Ars Technica reports that weeks after Lenovo said it would stop selling computers with Superfish adware installed, it's
still there for many purchasers of the company's laptops.
From the article:
Based on the experience of Ars readers Chai Trakulthai and Laura Buddine, Lenovo overstated both assurances. The pair recently examined a $550 Lenovo G510 notebook purchased by a neighbor, and their experience wasn't consistent with two of Lenovo's talking points. First, the PC was ordered in early February more than four weeks after Lenovo said it stopped bundling Superfish, and yet when the notebook arrived in late February it came pre-installed with the adware and the secure sockets layer certificate that poses such a threat.
"Lenovo may be saying they haven't installed Superfish since December, but the problem is that they are still shipping out systems with Superfish installed," Buddine said. "The Windows build had a date of December.
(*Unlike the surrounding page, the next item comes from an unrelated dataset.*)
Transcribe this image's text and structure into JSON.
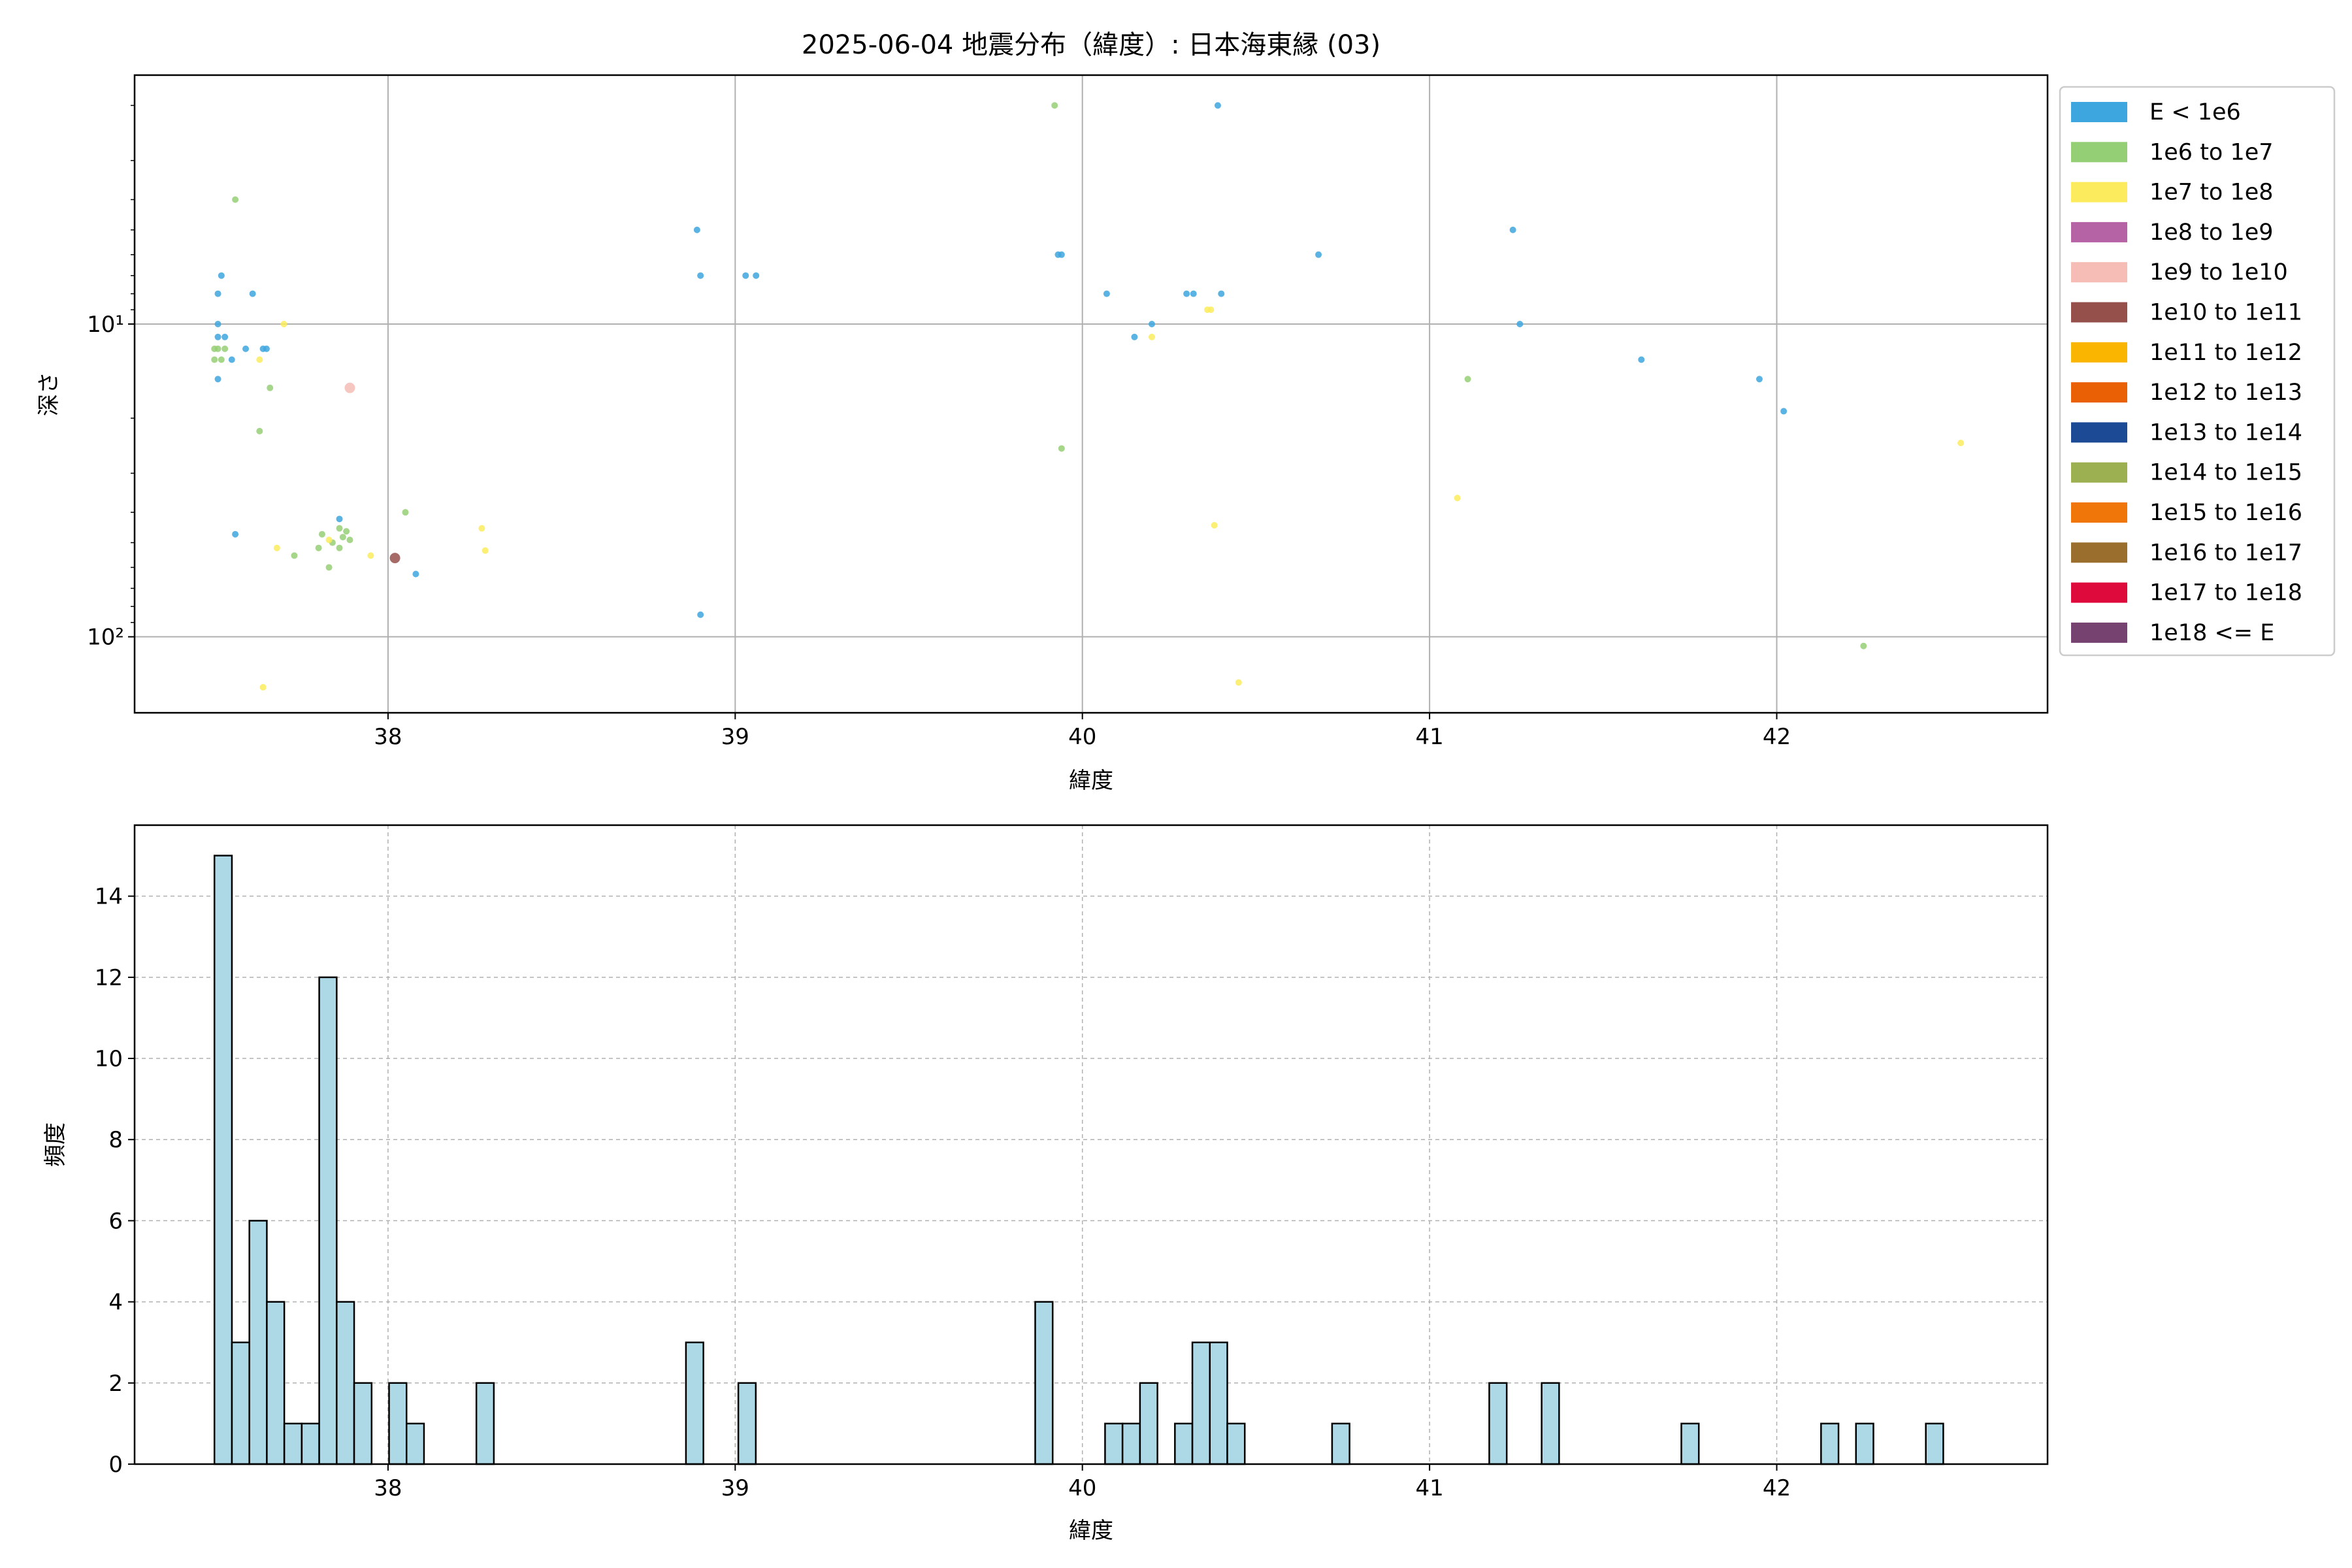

They apparently aren't sorry enough to re-image the computers they have in stock to remove the problem and they're still shipping new computers with Superfish installed."
Supply chains are long, and hand-work is expensive, so this might not surprise anyone. Less forgivable, though is this finding, of the software provided to purge machines of the adware: "Lenovo's software didn't begin to live up to its promise of removing all Superfish-related data. Based on its own self-generated report, the tool left behind the Superfish application itself. A scan using the Malwarebytes antivirus program found the Superfish remnants VisualDiscovery.exe, SuperfishCert.dll, and a VisualDiscovery registry setting."